Enter your authorization code:
··········
Mounted at /content/drive


In [0]:
# Import system packages
import os
import glob

# Importing packages
import pandas as pd
import numpy as np
from numpy import set_printoptions

# Preparing dataset
from sklearn.preprocessing import MinMaxScaler
import random

# Models
from sklearn.tree import DecisionTreeClassifier
from sklearn.ensemble import GradientBoostingClassifier,RandomForestRegressor
from sklearn.svm import SVC
from sklearn.discriminant_analysis import LinearDiscriminantAnalysis
from sklearn.naive_bayes import GaussianNB


# Cross Validation
from sklearn.model_selection import KFold
from sklearn.model_selection import cross_val_score

# Performance Measure
from sklearn import metrics
import statistics

# Plotting
import matplotlib.pyplot as plt

In [0]:
# Control setting to see which types of data
FCTOL = 'FC15Per' #FC10Per or FC15Per
SEG   = ''   #FixedFrameSize, Triad, Delta, or '' 

# Set the folder according to segmentation: '16K Fixed Frame Size', '16K Triad', '4k', and 'EMDDeltaEMD'
if SEG=='FixedFrameSize':
  segmentation = '16K Fixed Frame Size'
elif SEG == 'Triad':
  segmentation = '16K Triad' 
elif SEG == 'Delta':
  segmentation = 'EMDDeltaEMD'
else:
  segmentation = '4K'

## Preparing the Dataset
Loading the feature csv file into arrays and normalized the features to range of [0,1]. There are 49 signals in total with 21 stress signals and 28 non-stress signals

In [4]:
# Setting folder directory
datapath = '/content/drive/My Drive/2019 DDK Paper/Journal/Features/EMD/GITA Features/'
 
# The actual datafile is in Statistical Summary folder
if SEG == 'Delta' or SEG == '':
  datapath = datapath + segmentation + '/'
else:
  datapath = datapath + segmentation + '/Statistical Summary/'


filename = SEG+'*'+FCTOL+'*.csv'
#addrs = glob.glob(datapath+'*.csv')
addrs = glob.glob(datapath+'*'+filename)

print(segmentation)
print(datapath)
print(os.path.basename(addrs[0]))
print(os.path.basename(addrs[1]))



4K
/content/drive/My Drive/2019 DDK Paper/Journal/Features/EMD/GITA Features/4K/
20200303EMDAmpHCEnvFC15Per.csv
20200303EMDAmpPDEnvFC15Per.csv


In [5]:
# Construct dataframe for analysis

# Importing data matrices
HCaddr = [addr for addr in addrs if 'HC' in addr ]
PDaddr = [addr for addr in addrs if 'PD' in addr ]
dfHCOriginal = pd.read_csv(HCaddr[0])
dfPDOriginal = pd.read_csv(PDaddr[0])

print('HC matrix dim: ', dfHCOriginal.shape)
print('PD matrix dim: ', dfPDOriginal.shape)

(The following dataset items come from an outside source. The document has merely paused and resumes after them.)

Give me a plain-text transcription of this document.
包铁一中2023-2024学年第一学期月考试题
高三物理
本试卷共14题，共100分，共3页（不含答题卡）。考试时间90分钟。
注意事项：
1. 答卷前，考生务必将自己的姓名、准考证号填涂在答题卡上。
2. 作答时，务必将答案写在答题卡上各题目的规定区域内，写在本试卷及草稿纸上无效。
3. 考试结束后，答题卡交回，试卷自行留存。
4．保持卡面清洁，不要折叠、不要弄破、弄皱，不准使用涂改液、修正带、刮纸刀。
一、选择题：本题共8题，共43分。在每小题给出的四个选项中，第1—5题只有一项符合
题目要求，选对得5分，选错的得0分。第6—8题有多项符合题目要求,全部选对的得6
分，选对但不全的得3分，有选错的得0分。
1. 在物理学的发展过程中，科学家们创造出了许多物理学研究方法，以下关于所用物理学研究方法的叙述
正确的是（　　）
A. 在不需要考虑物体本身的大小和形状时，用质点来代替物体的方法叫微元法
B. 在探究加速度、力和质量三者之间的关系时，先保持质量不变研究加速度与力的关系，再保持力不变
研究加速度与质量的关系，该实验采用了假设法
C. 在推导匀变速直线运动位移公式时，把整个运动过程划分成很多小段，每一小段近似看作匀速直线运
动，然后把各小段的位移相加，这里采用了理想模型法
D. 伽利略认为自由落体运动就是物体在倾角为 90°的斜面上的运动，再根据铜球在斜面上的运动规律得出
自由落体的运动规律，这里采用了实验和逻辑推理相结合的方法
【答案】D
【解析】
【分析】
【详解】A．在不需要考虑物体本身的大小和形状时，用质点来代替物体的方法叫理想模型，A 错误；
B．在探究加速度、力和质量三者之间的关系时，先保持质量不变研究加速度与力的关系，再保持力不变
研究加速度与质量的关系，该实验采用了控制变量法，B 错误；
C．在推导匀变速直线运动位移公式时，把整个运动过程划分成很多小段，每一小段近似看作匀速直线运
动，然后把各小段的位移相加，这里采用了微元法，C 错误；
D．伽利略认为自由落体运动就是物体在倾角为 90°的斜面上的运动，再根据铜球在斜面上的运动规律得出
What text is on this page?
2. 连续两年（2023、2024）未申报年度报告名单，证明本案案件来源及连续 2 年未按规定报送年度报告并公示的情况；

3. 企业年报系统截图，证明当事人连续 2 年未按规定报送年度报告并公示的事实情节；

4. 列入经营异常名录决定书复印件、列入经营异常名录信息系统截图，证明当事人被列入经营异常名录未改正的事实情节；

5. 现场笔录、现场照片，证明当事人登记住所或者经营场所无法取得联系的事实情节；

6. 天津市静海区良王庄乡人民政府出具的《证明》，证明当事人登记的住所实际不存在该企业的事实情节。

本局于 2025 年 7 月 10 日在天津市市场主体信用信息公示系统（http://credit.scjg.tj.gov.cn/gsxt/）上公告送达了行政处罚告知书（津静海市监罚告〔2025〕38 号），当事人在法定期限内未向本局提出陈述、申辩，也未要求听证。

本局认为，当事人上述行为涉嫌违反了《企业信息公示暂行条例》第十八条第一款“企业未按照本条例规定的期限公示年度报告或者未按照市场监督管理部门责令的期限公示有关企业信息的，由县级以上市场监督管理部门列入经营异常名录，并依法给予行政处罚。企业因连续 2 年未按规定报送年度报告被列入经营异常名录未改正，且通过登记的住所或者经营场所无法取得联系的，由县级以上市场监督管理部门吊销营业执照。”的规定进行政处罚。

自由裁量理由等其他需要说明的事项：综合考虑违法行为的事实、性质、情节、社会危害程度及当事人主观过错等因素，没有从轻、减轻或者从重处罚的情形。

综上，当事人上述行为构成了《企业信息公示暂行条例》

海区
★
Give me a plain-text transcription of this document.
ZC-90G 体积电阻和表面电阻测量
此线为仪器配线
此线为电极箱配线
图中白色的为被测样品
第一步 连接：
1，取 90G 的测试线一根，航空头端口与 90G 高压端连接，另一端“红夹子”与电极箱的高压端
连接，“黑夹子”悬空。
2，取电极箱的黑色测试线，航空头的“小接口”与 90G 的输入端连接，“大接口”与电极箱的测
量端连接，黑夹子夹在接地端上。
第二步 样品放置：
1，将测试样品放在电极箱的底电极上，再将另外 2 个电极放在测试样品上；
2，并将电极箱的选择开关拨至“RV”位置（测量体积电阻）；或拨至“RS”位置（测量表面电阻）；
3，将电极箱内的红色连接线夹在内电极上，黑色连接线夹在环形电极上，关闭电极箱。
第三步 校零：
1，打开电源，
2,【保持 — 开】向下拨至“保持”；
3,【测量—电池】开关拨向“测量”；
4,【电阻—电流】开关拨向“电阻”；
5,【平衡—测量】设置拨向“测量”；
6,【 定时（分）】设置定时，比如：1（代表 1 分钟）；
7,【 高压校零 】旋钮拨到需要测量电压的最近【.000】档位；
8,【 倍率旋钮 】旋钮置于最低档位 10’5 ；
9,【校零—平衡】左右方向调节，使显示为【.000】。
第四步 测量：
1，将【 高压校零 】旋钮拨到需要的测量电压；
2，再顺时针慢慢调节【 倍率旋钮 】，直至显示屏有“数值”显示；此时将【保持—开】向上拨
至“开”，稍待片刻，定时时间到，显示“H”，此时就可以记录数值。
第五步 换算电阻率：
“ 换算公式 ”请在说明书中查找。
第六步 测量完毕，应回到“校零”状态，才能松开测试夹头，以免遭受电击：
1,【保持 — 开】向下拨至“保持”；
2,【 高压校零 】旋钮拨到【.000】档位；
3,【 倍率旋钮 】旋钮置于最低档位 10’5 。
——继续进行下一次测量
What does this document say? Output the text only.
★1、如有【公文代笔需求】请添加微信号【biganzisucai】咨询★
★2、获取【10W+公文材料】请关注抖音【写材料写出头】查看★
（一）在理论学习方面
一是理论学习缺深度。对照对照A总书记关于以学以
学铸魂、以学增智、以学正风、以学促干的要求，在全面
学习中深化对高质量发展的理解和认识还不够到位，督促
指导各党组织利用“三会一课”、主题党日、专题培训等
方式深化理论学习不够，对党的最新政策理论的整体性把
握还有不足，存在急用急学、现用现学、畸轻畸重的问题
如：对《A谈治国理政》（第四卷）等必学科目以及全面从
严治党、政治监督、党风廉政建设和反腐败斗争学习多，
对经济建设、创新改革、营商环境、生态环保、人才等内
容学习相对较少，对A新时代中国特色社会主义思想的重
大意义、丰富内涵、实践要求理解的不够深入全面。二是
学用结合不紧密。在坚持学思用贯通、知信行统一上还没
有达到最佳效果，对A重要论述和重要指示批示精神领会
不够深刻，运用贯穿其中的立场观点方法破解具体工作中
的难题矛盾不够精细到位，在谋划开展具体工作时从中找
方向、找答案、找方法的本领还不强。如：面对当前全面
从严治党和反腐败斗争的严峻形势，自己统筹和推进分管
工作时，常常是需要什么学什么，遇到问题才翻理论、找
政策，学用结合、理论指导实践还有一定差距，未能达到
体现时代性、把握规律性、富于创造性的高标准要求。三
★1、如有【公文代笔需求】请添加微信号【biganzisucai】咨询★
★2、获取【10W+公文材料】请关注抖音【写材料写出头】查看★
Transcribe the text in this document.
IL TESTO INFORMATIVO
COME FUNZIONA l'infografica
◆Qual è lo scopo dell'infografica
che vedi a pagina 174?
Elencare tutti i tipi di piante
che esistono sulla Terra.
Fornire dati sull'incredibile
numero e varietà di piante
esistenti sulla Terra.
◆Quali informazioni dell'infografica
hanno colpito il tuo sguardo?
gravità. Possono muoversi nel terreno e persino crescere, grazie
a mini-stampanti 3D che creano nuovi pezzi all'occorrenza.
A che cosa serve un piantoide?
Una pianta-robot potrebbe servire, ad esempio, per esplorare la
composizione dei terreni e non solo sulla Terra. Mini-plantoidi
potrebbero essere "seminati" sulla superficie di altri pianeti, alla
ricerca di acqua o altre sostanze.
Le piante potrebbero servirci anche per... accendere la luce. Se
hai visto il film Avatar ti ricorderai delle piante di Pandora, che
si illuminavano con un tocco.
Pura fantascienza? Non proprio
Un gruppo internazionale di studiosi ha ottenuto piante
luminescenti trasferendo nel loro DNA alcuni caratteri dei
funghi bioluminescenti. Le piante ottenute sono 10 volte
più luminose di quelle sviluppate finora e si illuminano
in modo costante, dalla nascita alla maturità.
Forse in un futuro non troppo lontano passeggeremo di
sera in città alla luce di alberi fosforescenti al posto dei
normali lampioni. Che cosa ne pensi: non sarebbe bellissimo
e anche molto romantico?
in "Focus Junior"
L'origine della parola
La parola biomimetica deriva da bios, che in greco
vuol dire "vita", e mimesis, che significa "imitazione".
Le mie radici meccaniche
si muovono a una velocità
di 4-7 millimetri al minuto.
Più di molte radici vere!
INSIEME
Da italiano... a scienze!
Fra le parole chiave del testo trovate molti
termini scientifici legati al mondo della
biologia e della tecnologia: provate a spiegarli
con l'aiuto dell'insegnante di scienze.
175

# Combining the HC and PD dataframes
dfHCPD = pd.concat([dfHCOriginal,dfPDOriginal], axis=0)
Labels = np.reshape([np.ones([50,1]), np.zeros([50,1])], (-1,1)) # Label for HC=1 and PD=0

# features
colnames = dfHCPD.columns
if SEG == '':
  hcpdfeatures = np.array(dfHCPD.iloc[:,4:].values)
else:
  hcpdfeatures = np.array(dfHCPD.iloc[:,1:].values)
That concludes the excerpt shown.